Exactly what I thought. It would have been more ethical to write to them the day BEFORE the expiration (and still buy the domain if they didn't act fast enough).
> If I had operated with malicious intent, I could have also [...]
Wouldn't most of these be mitigated if that ccTLD used DNSSEC (according to dnsviz, it currently doesn't)? The hijacked DNS servers wouldn't be able to provide correctly-signed DNS records, so the fake answers would be rejected by all validating resolvers.
Maybe you could find a cluster of TLDs delegating to each other in a loop. Combined with huge TTLs you might be able to bootstrap a full takeover of a subset of all DNS?
It pisses me off that for something of this magnitude this guy will probably only be paid no more than a couple thousand dollars, if at all. He still has no response.
Understandable stance, but the damage he was capable of causing was probably millions of dollars worth. So yeah, a few thousand bucks as a thank you is reasonable.

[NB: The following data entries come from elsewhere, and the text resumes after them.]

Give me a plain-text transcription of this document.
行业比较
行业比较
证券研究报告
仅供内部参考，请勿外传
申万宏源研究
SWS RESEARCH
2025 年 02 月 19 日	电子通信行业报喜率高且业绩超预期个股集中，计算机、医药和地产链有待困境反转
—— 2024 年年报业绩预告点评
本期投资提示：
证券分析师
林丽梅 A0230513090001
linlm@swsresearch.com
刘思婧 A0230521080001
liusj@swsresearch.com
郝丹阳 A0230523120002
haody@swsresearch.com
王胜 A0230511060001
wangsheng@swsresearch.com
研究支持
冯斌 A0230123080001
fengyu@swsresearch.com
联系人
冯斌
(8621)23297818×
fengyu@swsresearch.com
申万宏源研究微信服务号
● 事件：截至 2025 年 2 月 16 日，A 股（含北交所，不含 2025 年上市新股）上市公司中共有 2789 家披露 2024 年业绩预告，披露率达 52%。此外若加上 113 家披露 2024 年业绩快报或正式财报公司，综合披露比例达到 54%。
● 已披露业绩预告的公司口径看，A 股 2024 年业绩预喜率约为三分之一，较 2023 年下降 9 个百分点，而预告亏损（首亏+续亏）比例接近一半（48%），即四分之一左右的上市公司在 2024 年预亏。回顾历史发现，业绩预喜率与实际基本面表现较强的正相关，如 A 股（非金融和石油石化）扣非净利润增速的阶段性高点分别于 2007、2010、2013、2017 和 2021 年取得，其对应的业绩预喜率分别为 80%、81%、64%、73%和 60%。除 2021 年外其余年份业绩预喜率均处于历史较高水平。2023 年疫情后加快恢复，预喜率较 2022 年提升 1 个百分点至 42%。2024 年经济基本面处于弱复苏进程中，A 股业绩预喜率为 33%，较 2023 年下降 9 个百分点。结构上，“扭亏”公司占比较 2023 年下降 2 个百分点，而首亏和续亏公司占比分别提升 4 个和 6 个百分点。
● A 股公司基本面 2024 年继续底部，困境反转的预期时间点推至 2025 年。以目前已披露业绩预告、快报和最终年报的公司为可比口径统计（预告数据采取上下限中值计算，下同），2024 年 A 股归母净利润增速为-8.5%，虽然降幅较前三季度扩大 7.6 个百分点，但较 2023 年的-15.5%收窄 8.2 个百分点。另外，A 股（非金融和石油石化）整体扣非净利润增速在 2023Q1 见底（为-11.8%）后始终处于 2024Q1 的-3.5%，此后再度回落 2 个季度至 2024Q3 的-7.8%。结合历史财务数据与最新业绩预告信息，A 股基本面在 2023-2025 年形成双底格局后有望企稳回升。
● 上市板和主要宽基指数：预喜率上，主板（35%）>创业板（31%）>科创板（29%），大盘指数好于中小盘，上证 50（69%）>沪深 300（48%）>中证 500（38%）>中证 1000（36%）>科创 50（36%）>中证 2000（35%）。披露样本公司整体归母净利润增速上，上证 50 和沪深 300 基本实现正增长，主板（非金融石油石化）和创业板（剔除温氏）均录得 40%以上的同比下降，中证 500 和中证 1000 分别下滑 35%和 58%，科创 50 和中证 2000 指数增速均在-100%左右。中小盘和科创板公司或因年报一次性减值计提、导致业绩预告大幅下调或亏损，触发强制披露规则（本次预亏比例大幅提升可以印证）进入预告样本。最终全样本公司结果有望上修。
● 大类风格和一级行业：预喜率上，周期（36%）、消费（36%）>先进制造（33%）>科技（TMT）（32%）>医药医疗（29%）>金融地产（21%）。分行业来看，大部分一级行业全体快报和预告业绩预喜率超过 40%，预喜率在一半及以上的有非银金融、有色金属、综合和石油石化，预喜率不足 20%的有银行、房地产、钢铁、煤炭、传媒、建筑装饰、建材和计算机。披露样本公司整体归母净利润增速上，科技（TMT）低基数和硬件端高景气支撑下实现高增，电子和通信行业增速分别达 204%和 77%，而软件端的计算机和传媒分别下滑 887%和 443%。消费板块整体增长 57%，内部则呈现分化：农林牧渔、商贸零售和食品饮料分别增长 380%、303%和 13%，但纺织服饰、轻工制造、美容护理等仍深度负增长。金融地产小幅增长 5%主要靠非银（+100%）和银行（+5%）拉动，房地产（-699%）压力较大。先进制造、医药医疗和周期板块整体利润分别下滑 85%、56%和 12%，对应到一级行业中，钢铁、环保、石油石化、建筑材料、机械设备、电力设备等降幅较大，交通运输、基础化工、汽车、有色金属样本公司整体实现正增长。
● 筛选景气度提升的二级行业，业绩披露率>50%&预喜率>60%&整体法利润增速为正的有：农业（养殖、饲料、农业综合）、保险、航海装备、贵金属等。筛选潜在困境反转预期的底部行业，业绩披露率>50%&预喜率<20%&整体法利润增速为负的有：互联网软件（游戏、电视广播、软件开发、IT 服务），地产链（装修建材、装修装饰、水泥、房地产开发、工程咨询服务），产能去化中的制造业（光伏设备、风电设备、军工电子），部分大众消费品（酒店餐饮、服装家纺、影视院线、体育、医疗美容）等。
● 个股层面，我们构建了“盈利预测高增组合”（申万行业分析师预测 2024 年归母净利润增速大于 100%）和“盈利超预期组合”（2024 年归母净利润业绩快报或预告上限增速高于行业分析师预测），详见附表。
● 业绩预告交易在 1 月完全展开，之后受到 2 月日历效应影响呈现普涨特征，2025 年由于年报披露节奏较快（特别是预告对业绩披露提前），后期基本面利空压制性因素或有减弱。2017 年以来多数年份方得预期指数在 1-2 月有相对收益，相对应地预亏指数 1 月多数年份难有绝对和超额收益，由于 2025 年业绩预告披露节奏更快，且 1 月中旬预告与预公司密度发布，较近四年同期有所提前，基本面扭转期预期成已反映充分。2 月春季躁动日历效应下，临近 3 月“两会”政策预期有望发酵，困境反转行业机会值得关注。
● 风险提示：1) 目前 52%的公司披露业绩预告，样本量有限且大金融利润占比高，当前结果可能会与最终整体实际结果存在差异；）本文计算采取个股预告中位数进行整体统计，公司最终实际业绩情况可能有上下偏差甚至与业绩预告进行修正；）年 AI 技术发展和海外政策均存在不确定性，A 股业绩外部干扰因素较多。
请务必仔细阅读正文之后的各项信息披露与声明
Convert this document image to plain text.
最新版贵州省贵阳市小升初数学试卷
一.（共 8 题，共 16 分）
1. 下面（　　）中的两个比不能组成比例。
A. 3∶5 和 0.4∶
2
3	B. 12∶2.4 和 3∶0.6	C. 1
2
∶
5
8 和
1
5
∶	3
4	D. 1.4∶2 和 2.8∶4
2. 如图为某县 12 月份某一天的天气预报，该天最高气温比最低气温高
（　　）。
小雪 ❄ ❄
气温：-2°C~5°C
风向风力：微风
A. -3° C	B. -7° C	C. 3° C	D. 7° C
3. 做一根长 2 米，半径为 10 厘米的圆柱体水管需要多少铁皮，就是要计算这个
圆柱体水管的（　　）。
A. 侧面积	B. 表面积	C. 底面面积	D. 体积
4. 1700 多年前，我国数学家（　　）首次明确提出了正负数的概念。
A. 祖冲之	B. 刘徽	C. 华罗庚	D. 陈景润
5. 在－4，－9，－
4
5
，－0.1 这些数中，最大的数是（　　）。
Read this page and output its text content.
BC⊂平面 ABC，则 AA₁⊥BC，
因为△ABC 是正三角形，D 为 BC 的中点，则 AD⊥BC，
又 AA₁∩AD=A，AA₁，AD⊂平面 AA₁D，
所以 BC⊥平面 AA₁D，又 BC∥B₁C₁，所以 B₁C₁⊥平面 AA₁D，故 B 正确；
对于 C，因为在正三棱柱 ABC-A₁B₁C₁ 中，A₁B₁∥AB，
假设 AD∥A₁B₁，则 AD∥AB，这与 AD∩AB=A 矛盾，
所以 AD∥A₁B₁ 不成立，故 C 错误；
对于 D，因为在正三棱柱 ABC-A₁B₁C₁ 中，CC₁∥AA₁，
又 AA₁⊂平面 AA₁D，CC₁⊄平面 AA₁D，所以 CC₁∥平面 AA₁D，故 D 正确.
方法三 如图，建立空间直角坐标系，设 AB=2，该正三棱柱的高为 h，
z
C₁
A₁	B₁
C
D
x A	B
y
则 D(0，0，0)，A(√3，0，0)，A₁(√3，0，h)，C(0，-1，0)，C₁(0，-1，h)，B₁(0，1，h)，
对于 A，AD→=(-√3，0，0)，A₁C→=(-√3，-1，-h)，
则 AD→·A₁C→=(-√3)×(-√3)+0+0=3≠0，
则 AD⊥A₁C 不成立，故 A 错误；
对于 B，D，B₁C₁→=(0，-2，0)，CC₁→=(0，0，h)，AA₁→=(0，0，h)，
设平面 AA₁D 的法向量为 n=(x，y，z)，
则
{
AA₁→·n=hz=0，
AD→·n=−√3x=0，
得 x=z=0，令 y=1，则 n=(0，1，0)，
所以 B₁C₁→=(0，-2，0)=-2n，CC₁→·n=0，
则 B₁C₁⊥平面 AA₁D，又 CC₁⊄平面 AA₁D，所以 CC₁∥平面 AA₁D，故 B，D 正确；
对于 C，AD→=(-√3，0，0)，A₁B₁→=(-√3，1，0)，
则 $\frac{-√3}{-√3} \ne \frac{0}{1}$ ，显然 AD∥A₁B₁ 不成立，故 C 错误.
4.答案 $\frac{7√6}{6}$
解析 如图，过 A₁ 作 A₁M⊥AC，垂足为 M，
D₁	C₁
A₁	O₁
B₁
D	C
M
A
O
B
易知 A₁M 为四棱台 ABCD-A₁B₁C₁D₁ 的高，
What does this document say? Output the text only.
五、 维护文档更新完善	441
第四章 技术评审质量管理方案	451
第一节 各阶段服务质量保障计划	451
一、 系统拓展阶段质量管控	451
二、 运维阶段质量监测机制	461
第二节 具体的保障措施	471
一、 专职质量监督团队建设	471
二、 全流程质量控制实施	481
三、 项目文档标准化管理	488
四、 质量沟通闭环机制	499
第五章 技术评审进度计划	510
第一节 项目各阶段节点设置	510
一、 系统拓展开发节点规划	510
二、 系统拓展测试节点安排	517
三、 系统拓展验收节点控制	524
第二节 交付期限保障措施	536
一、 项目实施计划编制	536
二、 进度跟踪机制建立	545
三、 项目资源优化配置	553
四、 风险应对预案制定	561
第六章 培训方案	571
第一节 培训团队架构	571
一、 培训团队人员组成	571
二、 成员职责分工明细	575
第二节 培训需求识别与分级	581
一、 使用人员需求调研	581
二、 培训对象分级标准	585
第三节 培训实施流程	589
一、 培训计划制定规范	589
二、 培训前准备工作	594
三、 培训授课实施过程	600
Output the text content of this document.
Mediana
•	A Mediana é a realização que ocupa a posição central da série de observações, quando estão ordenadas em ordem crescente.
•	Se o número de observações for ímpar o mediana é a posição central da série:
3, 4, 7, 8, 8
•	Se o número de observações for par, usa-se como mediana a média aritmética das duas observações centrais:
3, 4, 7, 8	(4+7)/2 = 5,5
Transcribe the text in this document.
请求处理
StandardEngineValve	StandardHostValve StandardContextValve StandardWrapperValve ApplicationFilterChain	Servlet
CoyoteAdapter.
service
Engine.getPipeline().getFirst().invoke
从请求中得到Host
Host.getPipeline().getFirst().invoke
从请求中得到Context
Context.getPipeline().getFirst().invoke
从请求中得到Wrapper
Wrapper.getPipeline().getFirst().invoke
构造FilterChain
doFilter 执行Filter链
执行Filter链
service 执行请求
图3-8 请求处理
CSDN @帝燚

The DRC has a lot of problems (to say the least) at the moment and has had for a while and this is pretty low priority in their scheme of things. Countries with weird residual TLDs for non-sovereign territory (e.g. .as or .ac) surely pay more attention to these trivial domains than anyone in the DRC can.
Which is all to say the amount of effort expended on any task, or the amount of knowledge brought to bear on a task, is only sometimes correlated with its value. Ever worked hard on a company that failed?
I felt I needed to put the first line in because my comment on your question could have been misinterpreted as criticism of the hacker.
I work for a few a cities in Europe, and happen to know one of the cities had a site with an sql injection issue. An external person found and let the city know but didn't want to reveal the specifics before getting money. The city has no bounty program and for some people in the City it came across as if the guy was distorting them. The guy probably felt like he didn't get money for his work. Probably both have a point. In the end it got resolved.
if he was smart, then he said nothing that sounds like blackmail. but you could say, for example, that I have to settle the expense of reproducing it and writing it down properly or something similar.
It depends on the country, but in France for instance, there is a maximum sentence of one year in prison and a 15000€ fine just for "fraudulently accessing a data processing system", or trying to do so even if you don't succeed.
It may not directly pay but his reputation as Security Expert is enhanced.
I don't know if "Big Internet" (ICANN, IANA, IETF, RIRs) does not have its own security group like the Commercial companies do (Project Zero, various EH companies). RFC3013???
We have to depend on people who can take time to look for exploits in exchange for reputation.
It seems more likely that the OP even lost money buying a useless domain name that no one will pay for.
Most probably not even a "Thank You" they will give.